Vom indigenen Gebräu des Mittelalters zum trendigen Energy Drink der Gegenwart
Der luxemburgische Jesuit João Felipe Bettendorff kam im 17. Jahrhundert in den Amazonas, um die indigenen Völker vor Ort zu missionieren. Auf seiner Reise traf er auf die Sateré-Mawé und erwähnte die Guaraná-Frucht erstmals schriftlich. So beschrieb er die Zubereitung eines Bastão, das das indigene Volk „so schätzt wie die Weißen das Gold“. Auch später sprachen portugiesische Kolonialisten von Guaraná als wertvollstes Gut der Sateré-Mawé, das auch als Zahlungsmittel diente.

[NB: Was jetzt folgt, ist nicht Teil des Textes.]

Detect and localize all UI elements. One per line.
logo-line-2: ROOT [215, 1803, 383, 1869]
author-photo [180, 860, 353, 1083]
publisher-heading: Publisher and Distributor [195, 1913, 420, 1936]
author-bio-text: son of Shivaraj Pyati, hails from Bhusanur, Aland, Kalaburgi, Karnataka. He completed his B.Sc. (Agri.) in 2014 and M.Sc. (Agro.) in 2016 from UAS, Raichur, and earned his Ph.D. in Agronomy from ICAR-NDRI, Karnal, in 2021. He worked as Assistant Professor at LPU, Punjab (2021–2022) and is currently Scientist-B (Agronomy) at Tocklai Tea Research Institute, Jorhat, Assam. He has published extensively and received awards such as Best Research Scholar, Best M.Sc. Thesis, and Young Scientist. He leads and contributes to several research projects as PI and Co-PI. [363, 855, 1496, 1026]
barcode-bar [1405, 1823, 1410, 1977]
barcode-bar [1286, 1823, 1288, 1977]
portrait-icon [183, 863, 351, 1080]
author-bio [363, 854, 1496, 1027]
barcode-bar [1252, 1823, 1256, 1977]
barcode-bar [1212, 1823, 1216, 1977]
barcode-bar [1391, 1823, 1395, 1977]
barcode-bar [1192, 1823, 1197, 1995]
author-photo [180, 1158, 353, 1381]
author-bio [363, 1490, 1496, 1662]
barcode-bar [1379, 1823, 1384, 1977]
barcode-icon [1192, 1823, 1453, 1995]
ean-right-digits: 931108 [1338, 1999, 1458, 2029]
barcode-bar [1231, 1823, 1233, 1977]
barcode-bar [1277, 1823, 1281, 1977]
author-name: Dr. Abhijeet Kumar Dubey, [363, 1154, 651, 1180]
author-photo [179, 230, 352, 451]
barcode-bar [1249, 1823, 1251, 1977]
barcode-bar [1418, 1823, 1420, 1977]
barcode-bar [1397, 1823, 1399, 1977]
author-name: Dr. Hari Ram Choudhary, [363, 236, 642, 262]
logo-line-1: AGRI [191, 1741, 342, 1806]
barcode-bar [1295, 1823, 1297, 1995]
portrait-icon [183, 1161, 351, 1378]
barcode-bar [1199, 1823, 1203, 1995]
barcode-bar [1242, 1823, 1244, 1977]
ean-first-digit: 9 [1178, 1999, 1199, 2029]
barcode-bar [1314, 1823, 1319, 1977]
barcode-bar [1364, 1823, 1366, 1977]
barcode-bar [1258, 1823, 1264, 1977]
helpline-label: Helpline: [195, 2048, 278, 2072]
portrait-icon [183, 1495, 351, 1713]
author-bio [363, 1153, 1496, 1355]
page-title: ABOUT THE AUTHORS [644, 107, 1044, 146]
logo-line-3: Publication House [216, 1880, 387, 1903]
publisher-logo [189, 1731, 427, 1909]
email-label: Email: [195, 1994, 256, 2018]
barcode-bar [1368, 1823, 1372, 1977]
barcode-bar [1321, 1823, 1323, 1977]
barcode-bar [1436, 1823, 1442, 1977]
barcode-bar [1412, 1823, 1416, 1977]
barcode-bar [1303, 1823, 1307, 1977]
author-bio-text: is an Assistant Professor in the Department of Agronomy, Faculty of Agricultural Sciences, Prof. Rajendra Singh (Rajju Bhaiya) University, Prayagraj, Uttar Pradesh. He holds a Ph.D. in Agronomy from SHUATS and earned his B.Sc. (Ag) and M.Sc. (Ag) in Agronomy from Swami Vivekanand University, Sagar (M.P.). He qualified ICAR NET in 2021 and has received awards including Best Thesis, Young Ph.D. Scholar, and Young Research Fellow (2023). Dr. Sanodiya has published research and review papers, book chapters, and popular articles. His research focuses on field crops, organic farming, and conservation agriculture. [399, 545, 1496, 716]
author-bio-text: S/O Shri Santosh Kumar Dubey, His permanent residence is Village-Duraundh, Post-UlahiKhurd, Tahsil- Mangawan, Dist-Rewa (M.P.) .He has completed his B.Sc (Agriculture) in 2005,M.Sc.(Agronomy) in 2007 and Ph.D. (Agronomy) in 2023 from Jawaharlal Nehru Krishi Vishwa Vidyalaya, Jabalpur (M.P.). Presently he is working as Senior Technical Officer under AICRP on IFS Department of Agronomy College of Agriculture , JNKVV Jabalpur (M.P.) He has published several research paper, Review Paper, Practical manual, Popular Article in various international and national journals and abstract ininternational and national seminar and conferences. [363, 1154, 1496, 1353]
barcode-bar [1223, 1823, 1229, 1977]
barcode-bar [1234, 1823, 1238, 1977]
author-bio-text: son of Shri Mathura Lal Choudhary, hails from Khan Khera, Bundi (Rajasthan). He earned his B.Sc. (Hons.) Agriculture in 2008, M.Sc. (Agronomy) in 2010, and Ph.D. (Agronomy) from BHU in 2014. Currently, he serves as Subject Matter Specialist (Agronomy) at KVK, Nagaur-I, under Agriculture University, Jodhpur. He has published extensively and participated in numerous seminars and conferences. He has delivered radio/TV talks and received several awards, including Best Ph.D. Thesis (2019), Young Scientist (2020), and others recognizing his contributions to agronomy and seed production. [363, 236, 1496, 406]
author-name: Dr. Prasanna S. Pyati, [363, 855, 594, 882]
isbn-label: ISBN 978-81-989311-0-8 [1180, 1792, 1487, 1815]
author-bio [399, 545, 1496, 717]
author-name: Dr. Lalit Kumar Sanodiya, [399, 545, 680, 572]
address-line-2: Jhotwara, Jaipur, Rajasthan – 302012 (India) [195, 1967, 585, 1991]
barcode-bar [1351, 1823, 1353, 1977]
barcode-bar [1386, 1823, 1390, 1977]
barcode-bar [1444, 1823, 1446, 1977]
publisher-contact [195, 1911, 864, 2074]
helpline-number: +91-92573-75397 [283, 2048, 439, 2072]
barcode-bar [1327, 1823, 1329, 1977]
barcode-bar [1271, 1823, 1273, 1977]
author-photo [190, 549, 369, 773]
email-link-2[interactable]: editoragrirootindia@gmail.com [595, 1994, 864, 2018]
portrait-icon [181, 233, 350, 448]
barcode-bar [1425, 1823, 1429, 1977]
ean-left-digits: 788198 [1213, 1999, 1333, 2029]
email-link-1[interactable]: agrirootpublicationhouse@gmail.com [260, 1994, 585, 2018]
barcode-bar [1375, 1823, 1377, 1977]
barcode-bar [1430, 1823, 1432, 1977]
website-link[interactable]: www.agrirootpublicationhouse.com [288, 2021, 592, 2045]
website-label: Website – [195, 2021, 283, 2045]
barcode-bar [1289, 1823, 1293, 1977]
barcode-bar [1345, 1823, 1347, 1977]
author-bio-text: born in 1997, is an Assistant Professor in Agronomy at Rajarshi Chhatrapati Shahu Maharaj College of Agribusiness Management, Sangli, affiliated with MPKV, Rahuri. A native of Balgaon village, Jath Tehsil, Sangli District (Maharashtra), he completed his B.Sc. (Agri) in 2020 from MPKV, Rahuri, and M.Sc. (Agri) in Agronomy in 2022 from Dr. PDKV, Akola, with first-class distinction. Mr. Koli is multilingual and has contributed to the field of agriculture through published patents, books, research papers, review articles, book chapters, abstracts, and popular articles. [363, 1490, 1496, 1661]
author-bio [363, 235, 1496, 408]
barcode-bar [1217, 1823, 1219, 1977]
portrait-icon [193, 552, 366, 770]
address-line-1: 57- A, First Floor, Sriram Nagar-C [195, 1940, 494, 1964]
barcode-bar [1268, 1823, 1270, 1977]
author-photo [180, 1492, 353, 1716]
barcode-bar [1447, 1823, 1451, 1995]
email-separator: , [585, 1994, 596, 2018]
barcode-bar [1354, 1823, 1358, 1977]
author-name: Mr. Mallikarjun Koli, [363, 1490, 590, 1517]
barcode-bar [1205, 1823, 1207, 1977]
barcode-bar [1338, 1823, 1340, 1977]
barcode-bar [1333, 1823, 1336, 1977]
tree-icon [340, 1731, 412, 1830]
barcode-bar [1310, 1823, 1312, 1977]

So fand das Auge des Amazonas im Gewand einer roten Frucht im 19. Jahrhundert seinen Weg nach Europa. Hier erkannten schließlich Wissenschaftler*innen die medizinische Wirkung der psychotropen Substanz. Auch der leistungsfördernde Effekt der Frucht wurde bald entdeckt und im 21. Jahrhundert ist Guaraná buchstäblich in aller Munde – ob als Nahrungsergänzungsmittel in einem der zahlreichen stimulierenden Energy Drinks oder als belebendes Mundspray. Besonders in Brasilien zählen Guaraná-Getränke zu den beliebtesten Soft Drinks. In europäischen Ländern machen sie dem exzessiven Kaffee-Konsum dagegen vorerst keine Konkurrenz. Das mag an ihrer sanfteren Wirkung liegen – wo Kaffee am Morgen für den schnellen Koffein-Kick sorgt, entfaltet Guaraná seinen Effekt eher nach und nach. Zudem bietet das Aufbrühen des Kaffees am Morgen ein beständiges, entschleunigendes Ritual, das das Öffnen eines Energy oder Soft Drinks nicht befriedigend ersetzen kann.
Dennoch bestücken Guaraná-Getränke heute auch in Europa und den USA jeden größeren Supermarkt. Und die Sateré-Mawé profitieren vom globalen Hype: 2020 wurde ihnen als erstes indigenes Volk eine brasilianische Ursprungsbezeichnung verliehen. Sie ehrt die besondere Verbindung zwischen der roten Frucht und der Region der Sateré-Mawé. Im Gegensatz zu anderen Gegenden Brasiliens verkaufen sie vergleichsweise wenig. Doch einige Hersteller wissen die Qualität ihres Guaranás besonders zu schätzen und beziehen die Frucht daher lediglich von ihrem Volk. So schenkt das begehrte Auge des Amazonas den Sateré-Mawé noch heute eine gewisse finanzielle Autonomie.